10.48305/arya.2024.42517.2944

Abstract

Background:
Necrotizing fasciitis is a life-threatening soft tissue infection characterized by rapid tissue necrosis, often leading to sepsis and multisystem organ failure. Necrotizing fasciitis can rarely occur as a post-procedural complication, particularly following cardiac catheterization or angiography. This case report presents the clinical presentation and management of a 64-year-old female with a history of chronic endocarditis and valvular involvement who developed necrotizing fasciitis after femoral coronary angiography.
Case Presentation:
A 64-year-old female with a history of chronic endocarditis and valvular involvement underwent femoral coronary angiography as part of his cardiac evaluation. On the first postoperative day, the patient developed worsening pain, swelling, and redness in his right lower which were worsened despite antibiotics therapy and pain management. The patient was diagnosed with necrotizing. An emergent right lower extremity fasciotomy was performed to debride the necrotic tissue and release the tension caused by the acute compartment syndrome.
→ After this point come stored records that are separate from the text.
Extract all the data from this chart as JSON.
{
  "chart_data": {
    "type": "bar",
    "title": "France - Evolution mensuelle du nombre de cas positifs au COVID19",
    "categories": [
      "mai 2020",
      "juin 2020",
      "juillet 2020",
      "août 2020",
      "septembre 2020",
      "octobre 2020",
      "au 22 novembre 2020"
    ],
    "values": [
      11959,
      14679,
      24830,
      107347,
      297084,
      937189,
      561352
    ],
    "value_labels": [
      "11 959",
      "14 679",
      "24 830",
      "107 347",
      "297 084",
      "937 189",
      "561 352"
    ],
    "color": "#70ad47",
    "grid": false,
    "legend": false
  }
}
Conclusion: The case underscores the importance of maintaining a high index of suspicion for NF in patients with persistent soft tissue infection symptoms post-procedure. Early recognition, prompt diagnosis, and aggressive surgical intervention are crucial for successful management of post-procedural NF following femoral coronary angiography. This report emphasizes the need for a multidisciplinary approach and vigilance in caring for patients to ensure optimal outcomes in such rare but severe complications.